Portales schools superintendent Jim Holloway said he has questions about Richardson’s plans.
“I need more clarifications on how these amendments are going to work,” he said. “What is going to happen in the future when the legislative body changes? Will that cause problems in our funding? How much power will the secretary of education have?”
The first amendment calls for elimination of the Superintendent of the Board of Education and the five members appointed by the governor to the State Board of Education.
“The secretary of education will report directly to the governor,” Gallegos said. “He will be more accountable and will have a direct line of communication to the governor. This eliminates any of the arguing that goes on between the superintendent and the board of education.”
Currently the State Board of Education consists of 15 members, 10 elected and five by the governor. The superintendent is Michael Davis.

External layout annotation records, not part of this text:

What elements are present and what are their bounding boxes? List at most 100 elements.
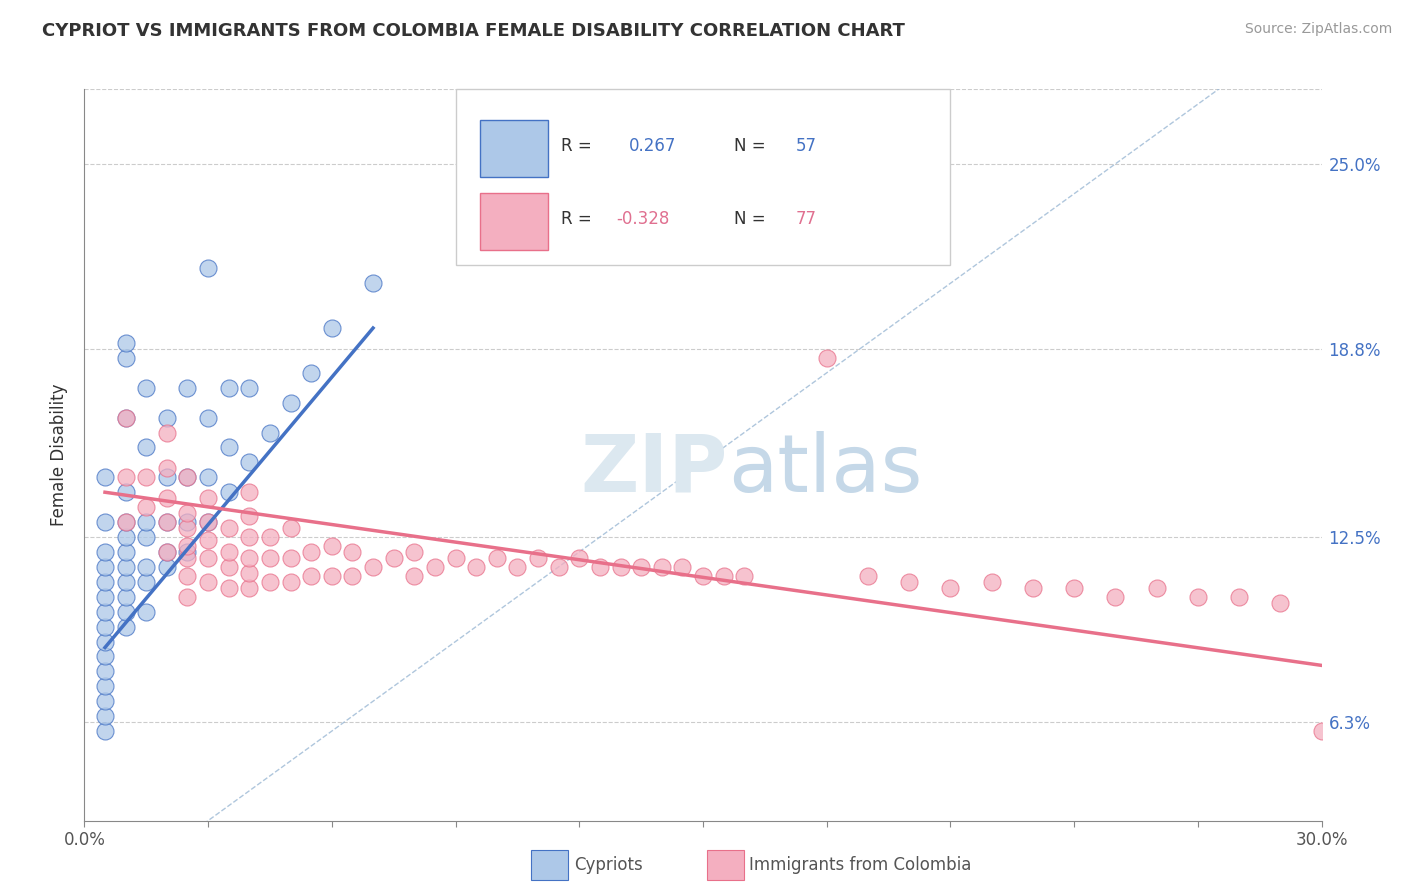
Point <box>404 545 426 559</box>
Point <box>609 560 631 574</box>
Point <box>342 569 364 583</box>
Point <box>176 470 198 484</box>
Point <box>197 574 219 589</box>
Point <box>547 560 569 574</box>
Point <box>321 539 343 553</box>
Point <box>94 590 117 604</box>
Point <box>197 491 219 506</box>
Point <box>404 569 426 583</box>
Point <box>506 560 529 574</box>
Point <box>238 581 260 595</box>
Point <box>135 470 157 484</box>
Point <box>238 550 260 565</box>
Point <box>94 574 117 589</box>
Point <box>1270 596 1292 610</box>
Point <box>321 321 343 335</box>
Point <box>156 515 179 529</box>
Point <box>589 560 612 574</box>
Point <box>423 560 446 574</box>
Point <box>197 515 219 529</box>
Point <box>259 550 281 565</box>
Point <box>135 530 157 544</box>
Point <box>176 545 198 559</box>
Point <box>176 569 198 583</box>
Point <box>280 395 302 409</box>
Point <box>342 545 364 559</box>
Point <box>197 470 219 484</box>
Point <box>135 441 157 455</box>
Point <box>671 560 693 574</box>
Point <box>218 485 240 500</box>
Point <box>815 351 838 365</box>
Point <box>94 679 117 693</box>
Point <box>114 470 136 484</box>
FancyBboxPatch shape <box>481 120 548 177</box>
Point <box>114 485 136 500</box>
Point <box>898 574 921 589</box>
Point <box>280 550 302 565</box>
Text: -0.328: -0.328 <box>616 211 669 228</box>
Point <box>94 709 117 723</box>
Point <box>197 533 219 547</box>
Point <box>94 619 117 633</box>
Point <box>135 381 157 395</box>
Point <box>238 530 260 544</box>
Point <box>114 410 136 425</box>
Point <box>299 569 322 583</box>
Point <box>939 581 962 595</box>
Point <box>382 550 405 565</box>
Point <box>135 560 157 574</box>
Point <box>156 410 179 425</box>
Point <box>197 550 219 565</box>
Point <box>114 574 136 589</box>
Point <box>135 574 157 589</box>
Point <box>114 560 136 574</box>
Point <box>465 560 488 574</box>
Point <box>94 605 117 619</box>
Text: 57: 57 <box>796 137 817 155</box>
Point <box>259 530 281 544</box>
Point <box>485 550 508 565</box>
Text: Immigrants from Colombia: Immigrants from Colombia <box>749 856 972 874</box>
Point <box>238 381 260 395</box>
Point <box>94 545 117 559</box>
Point <box>94 649 117 664</box>
Point <box>197 515 219 529</box>
Point <box>176 590 198 604</box>
Point <box>444 550 467 565</box>
Point <box>114 545 136 559</box>
Point <box>114 515 136 529</box>
Point <box>114 530 136 544</box>
Point <box>114 605 136 619</box>
Text: ZIP: ZIP <box>581 431 728 508</box>
Point <box>114 335 136 350</box>
Point <box>630 560 652 574</box>
Point <box>176 539 198 553</box>
Point <box>94 515 117 529</box>
Point <box>238 455 260 469</box>
Point <box>135 605 157 619</box>
Point <box>197 410 219 425</box>
Point <box>156 470 179 484</box>
Point <box>1146 581 1168 595</box>
Point <box>94 470 117 484</box>
Point <box>527 550 550 565</box>
Point <box>176 550 198 565</box>
Point <box>238 485 260 500</box>
Point <box>156 425 179 440</box>
Point <box>135 515 157 529</box>
Text: 0.267: 0.267 <box>628 137 676 155</box>
Point <box>1227 590 1250 604</box>
Point <box>218 381 240 395</box>
Text: 77: 77 <box>796 211 817 228</box>
Point <box>218 581 240 595</box>
Point <box>1104 590 1126 604</box>
Point <box>218 545 240 559</box>
Point <box>156 545 179 559</box>
Point <box>1310 724 1333 739</box>
Point <box>259 574 281 589</box>
Text: R =: R = <box>561 137 596 155</box>
Point <box>94 694 117 708</box>
Text: R =: R = <box>561 211 596 228</box>
Point <box>238 566 260 580</box>
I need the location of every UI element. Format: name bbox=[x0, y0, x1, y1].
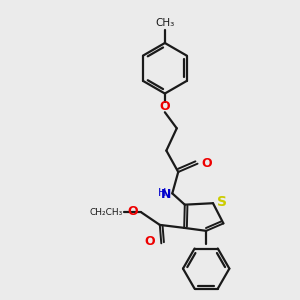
Text: CH₂CH₃: CH₂CH₃ bbox=[89, 208, 123, 217]
Text: S: S bbox=[217, 195, 226, 209]
Text: O: O bbox=[144, 235, 155, 248]
Text: N: N bbox=[161, 188, 171, 201]
Text: CH₃: CH₃ bbox=[155, 17, 175, 28]
Text: O: O bbox=[201, 157, 212, 169]
Text: O: O bbox=[160, 100, 170, 113]
Text: H: H bbox=[158, 188, 166, 198]
Text: O: O bbox=[127, 205, 138, 218]
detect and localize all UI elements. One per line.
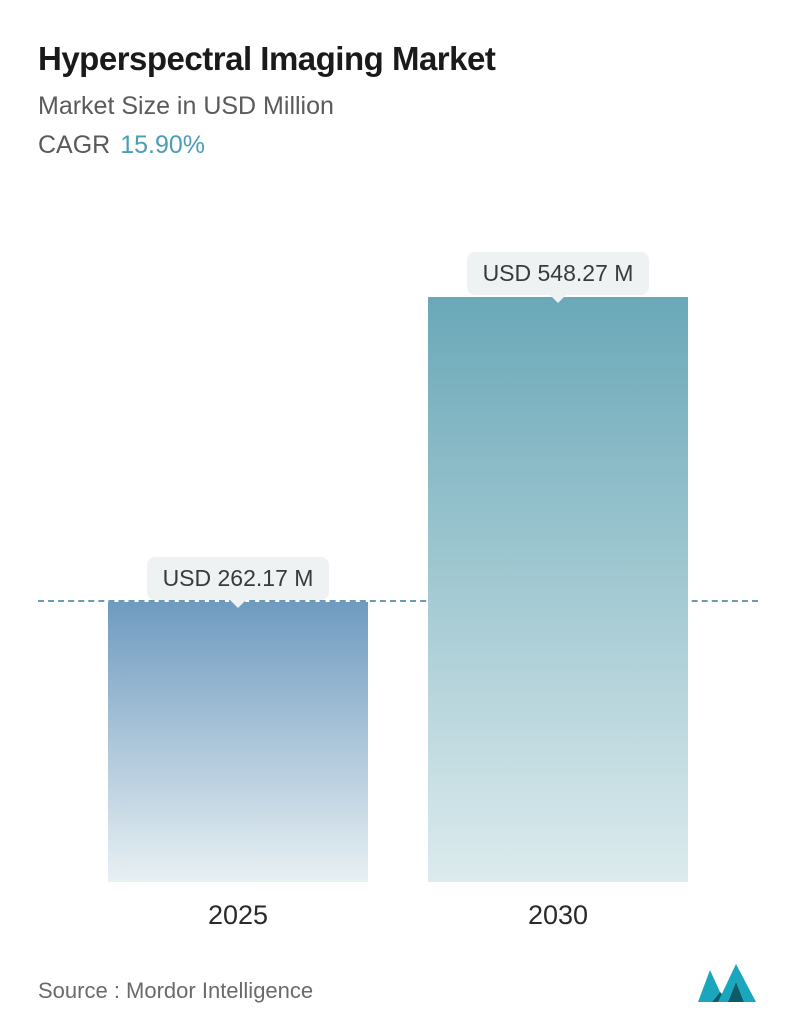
- chart-container: Hyperspectral Imaging Market Market Size…: [0, 0, 796, 1034]
- chart-subtitle: Market Size in USD Million: [38, 92, 758, 121]
- bar-column: USD 548.27 M: [428, 252, 688, 882]
- bar-value-label: USD 262.17 M: [147, 557, 330, 600]
- x-axis-label: 2025: [108, 882, 368, 942]
- bars-wrapper: USD 262.17 M USD 548.27 M: [38, 242, 758, 882]
- chart-plot-area: USD 262.17 M USD 548.27 M 2025 2030: [38, 200, 758, 942]
- bar: [428, 297, 688, 882]
- cagr-label: CAGR: [38, 131, 110, 159]
- chart-footer: Source : Mordor Intelligence: [38, 942, 758, 1004]
- mordor-logo-icon: [696, 962, 758, 1004]
- x-axis: 2025 2030: [38, 882, 758, 942]
- source-label: Source : Mordor Intelligence: [38, 978, 313, 1004]
- cagr-value: 15.90%: [120, 131, 205, 159]
- x-axis-label: 2030: [428, 882, 688, 942]
- chart-title: Hyperspectral Imaging Market: [38, 40, 758, 78]
- cagr-row: CAGR 15.90%: [38, 131, 758, 160]
- bar-column: USD 262.17 M: [108, 557, 368, 882]
- bar: [108, 602, 368, 882]
- bar-value-label: USD 548.27 M: [467, 252, 650, 295]
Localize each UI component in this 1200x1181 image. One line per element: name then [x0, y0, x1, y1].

The second amendment would increase school funds by drawing from the Permanent Fund, an endowment established when New Mexico became a state.
“The permanent school fund right now consists of $6.8 billion,” Gallegos said. “There would be an increase of 4.7 percent after one year and in a 12-year span (the school fund) would increase between 5 to 5.8 percent a year.”
Holloway said both issues have sparked debate in the community.
“A lot of people are unsure and hopefully the governor will provide them with clarification,” he said.